Sigrid de Vries, représentante des constructeurs automobiles (Acea): "On regrette cette escalade entre les USA et l'Europe"
La directrice de la fédération des constructeurs automobiles salue le nouveau plan européen pour aider l'industrie automobile à atteindre ses objectifs, mais émet quelques réserves et craintes.

- Publié le 05-03-2025 à 18h26
- Mis à jour le 06-03-2025 à 10h32

L'industrie automobile européenne grince des dents. Concurrence chinoise, guerre commerciale avec les États-Unis, électrification à marche forcée en Europe… Les professionnels tirent la langue.
Face à la crise, qui voit des champions comme Volkswagen – dont Audi Brussels – procéder à des licenciements, la Commission européenne a décidé d'agir pour soutenir la transition vers une mobilité propre.
"On peut faire des choses sans devoir l'imposer dans tous les pays européens en même temps"
1,8 milliard d'euros seront ainsi dédiés au développement d'une chaîne d'approvisionnement sécurisée et compétitive en matières premières pour les batteries, réduisant ainsi la dépendance de l'Europe vis-à-vis de pays tiers. Un milliard d'euros supplémentaire sera investi dans les véhicules connectés et autonomes, une priorité pour maintenir l'Europe dans la course technologique mondiale.
La Commission propose également un assouplissement temporaire des normes CO2 afin de permettre aux constructeurs d'atteindre leurs objectifs d'émissions de manière plus progressive entre 2025 et 2027. Un "bol d'air", en quelque sorte.
Qu'en pensent les professionnels du secteur ?
L'Association des constructeurs européens d'automobiles (ACEA) a réagi à cette annonce en mettant en avant plusieurs points d'inquiétude.
Sigrid de Vries, directrice de l'Acea, salue le soutien financier, reconnaissant qu'ils sont toujours les bienvenus. "Mais les infrastructures ou les mesures incitatives restent globalement insuffisantes pour le marché. Ça freine la transition. Les constructeurs ne pourront pas atteindre les objectifs de transition seuls", lance-t-elle. Il faut davantage partager "le fardeau", en augmentant fortement les investissements en infrastructures de recharge dans les différents pays de l'UE, et en laissant plus de flexibilité aux constructeurs dans leurs offres de véhicules (électriques, mais aussi plug-in hybride, hydrogène, etc.). L'Acea regrette également le manque de visibilité en ce qui concerne les véhicules lourds, comme les camions.
"Nous avons besoin d'un cadre réglementaire plus stable et plus prévisible pour planifier nos investissements", déclare-t-elle.

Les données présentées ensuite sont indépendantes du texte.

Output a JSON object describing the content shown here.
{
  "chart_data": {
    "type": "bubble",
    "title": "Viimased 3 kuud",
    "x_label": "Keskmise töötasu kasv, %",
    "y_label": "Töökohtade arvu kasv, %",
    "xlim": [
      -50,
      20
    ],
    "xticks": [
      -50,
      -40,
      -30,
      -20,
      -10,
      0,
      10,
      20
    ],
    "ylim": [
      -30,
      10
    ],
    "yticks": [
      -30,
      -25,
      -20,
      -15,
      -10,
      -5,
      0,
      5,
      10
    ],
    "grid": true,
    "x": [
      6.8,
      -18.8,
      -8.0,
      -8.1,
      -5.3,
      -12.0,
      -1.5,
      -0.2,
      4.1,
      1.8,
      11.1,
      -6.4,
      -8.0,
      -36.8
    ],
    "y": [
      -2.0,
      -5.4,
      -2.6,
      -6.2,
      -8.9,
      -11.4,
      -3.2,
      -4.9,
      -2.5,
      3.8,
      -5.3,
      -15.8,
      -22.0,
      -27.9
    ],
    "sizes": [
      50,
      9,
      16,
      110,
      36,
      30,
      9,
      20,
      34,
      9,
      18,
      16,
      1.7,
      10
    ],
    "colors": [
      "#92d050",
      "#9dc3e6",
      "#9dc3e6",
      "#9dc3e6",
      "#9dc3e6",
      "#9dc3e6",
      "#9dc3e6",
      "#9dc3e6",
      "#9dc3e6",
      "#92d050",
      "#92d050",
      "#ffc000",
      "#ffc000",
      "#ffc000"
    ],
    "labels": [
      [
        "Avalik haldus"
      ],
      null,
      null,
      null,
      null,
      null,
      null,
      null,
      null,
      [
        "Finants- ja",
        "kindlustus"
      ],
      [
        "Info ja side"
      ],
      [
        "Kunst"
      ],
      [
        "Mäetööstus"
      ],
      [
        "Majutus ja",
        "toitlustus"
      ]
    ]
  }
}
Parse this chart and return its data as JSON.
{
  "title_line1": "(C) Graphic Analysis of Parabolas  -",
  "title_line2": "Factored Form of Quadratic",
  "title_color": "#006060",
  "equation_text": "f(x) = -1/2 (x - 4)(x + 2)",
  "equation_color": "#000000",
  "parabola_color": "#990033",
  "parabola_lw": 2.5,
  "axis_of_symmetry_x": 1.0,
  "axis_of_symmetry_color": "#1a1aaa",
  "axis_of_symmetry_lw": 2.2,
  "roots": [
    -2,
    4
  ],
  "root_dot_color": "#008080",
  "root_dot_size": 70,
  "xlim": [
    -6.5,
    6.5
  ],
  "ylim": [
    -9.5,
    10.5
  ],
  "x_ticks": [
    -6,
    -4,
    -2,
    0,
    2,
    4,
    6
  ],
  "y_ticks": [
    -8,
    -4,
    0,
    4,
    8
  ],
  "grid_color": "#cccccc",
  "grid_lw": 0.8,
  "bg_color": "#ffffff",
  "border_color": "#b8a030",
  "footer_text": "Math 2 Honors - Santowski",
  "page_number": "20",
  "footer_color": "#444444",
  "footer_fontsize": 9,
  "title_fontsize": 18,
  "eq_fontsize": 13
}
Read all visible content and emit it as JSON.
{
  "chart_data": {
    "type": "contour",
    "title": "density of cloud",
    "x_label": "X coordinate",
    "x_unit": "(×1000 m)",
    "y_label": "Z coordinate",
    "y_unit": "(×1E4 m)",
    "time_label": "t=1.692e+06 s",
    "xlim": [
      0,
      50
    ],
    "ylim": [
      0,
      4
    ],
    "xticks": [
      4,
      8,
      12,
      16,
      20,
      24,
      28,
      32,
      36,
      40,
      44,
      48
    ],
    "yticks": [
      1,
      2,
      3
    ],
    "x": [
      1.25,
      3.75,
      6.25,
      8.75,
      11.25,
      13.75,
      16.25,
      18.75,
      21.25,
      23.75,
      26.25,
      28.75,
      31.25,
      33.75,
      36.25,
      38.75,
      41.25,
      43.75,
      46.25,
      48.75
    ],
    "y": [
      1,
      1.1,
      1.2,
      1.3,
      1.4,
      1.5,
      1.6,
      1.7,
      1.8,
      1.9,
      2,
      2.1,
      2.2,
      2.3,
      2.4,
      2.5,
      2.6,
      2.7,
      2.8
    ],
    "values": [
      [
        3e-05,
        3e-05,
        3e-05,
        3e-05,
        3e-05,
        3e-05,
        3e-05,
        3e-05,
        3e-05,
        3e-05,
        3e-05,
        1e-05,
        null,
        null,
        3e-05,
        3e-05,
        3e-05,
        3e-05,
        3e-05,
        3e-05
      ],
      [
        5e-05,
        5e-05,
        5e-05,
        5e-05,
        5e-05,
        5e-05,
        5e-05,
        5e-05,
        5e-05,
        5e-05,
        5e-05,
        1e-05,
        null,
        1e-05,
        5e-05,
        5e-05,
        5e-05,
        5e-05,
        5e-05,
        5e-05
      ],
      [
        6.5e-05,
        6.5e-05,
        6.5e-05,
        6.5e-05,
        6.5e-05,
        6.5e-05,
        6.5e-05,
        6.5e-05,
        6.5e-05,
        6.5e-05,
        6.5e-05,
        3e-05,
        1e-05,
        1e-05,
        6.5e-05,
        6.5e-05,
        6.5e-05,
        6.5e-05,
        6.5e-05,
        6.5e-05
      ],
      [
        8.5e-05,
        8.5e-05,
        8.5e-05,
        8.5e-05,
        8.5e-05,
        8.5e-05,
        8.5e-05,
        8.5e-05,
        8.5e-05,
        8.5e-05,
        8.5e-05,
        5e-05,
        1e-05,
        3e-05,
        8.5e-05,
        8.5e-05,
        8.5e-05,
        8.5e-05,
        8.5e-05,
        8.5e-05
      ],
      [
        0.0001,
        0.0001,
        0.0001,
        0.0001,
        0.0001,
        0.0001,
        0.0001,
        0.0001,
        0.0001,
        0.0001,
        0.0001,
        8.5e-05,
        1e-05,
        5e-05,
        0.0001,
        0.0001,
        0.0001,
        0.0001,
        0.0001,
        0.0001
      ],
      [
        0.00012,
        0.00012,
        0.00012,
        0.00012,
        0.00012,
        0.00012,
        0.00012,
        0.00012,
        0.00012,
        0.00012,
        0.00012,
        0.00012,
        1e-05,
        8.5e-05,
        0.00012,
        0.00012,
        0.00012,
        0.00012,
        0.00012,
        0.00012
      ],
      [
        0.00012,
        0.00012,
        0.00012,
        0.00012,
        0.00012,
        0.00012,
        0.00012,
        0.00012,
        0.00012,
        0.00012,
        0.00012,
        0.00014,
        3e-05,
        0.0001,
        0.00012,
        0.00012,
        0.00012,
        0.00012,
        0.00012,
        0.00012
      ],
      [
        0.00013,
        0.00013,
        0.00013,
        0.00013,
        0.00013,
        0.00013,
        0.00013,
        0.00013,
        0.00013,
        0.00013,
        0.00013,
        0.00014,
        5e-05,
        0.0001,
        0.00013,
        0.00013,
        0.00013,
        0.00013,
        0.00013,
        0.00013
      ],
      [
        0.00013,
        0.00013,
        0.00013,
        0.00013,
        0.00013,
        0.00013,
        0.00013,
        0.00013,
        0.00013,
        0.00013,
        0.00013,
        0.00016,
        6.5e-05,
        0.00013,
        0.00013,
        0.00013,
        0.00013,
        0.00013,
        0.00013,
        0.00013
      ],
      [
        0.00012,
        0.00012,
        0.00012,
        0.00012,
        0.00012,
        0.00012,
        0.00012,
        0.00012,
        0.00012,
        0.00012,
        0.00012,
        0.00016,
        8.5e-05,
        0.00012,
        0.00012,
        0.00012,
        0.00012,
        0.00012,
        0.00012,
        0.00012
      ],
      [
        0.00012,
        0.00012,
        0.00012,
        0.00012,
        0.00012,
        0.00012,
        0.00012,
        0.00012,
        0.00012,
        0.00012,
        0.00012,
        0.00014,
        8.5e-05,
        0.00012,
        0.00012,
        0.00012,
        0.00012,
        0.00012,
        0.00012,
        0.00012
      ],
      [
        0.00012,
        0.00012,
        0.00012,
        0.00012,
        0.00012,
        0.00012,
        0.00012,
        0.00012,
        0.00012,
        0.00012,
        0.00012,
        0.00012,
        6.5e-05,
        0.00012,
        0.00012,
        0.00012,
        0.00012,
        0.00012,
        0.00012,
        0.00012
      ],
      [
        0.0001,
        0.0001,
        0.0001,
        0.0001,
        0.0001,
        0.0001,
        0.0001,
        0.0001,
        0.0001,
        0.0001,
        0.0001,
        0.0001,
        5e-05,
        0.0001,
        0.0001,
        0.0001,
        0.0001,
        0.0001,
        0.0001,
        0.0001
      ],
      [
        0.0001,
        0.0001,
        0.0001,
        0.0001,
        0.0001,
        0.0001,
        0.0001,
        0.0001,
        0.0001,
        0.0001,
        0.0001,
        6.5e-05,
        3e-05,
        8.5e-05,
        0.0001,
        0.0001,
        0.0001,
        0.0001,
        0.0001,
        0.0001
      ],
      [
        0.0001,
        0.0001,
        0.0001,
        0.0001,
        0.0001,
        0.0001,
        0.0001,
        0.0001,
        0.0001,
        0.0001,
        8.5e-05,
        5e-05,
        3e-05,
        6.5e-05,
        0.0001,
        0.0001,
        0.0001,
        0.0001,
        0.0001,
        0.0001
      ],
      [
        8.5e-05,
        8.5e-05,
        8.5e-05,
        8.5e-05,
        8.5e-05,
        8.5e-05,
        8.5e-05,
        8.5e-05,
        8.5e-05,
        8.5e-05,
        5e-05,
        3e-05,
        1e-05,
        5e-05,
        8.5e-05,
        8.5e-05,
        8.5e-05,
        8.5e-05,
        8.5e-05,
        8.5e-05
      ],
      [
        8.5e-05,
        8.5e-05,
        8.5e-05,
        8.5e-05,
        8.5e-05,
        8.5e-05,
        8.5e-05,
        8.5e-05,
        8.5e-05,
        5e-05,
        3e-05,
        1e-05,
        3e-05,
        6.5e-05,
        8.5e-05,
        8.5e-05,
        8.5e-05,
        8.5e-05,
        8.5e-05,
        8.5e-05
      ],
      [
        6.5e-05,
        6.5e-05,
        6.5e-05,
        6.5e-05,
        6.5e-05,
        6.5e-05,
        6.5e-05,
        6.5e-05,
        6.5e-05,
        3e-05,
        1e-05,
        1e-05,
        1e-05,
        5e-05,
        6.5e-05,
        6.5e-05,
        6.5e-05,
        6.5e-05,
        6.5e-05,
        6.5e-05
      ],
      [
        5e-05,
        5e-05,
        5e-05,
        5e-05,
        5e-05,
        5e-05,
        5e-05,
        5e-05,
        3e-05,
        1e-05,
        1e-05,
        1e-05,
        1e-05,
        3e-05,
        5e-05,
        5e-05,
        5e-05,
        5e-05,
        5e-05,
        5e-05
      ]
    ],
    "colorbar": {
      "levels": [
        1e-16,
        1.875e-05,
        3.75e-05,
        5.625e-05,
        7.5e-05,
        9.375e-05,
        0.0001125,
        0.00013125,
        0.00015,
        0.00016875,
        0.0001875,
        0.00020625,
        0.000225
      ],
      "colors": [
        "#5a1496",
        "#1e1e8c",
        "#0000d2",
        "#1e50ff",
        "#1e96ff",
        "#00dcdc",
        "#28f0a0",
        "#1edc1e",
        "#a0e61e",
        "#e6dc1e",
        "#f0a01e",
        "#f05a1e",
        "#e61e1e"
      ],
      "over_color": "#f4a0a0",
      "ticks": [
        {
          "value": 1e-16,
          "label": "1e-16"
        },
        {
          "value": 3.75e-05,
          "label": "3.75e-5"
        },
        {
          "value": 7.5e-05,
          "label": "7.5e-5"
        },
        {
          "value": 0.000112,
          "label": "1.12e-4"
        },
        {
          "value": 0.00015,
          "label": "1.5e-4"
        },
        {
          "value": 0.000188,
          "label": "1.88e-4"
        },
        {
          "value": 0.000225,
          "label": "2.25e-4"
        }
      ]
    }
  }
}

Quid de la guerre commerciale qui se dessine ?
Alors que l'Europe s'apprête également à plonger dans une guerre commerciale avec les États-Unis, que le président américain Donald Trump multiplie les droits de douane pour tenter de relocaliser la production sur son territoire, comment l'Acea anticipe cette question ? Rappelons que le secteur européen de l'automobile représente 13,2 millions d'emplois (plus de 10 % du secteur industriel) et qu'il rapporte pas moins de 384 milliards d'euros de recettes fiscales aux différents États.
"Mettre des taxes douanières sur les produits fait partie des armes à disponibilité de l'Europe. Il y en a peut-être d'autres, il faut voir ce que cela va donner. En soi, c'est un nouveau coup dur pour l'industrie automobile, on regrette cette escalade, on préférerait que ça n'arrive pas. Mais on comprend que les partenaires commerciaux veuillent montrer leur force, des deux côtés", avance-t-elle. "Mais les impacts seront importants", prévient-elle.
Pour conclure, elle nous glisse que la "flexibilité est la clé. On peut faire des choses sans devoir l'imposer dans tous les pays européens en même temps", lance-t-elle, en référence aux lenteurs administratives européennes liées au besoin de mettre tout le monde, ou presque, d'accord.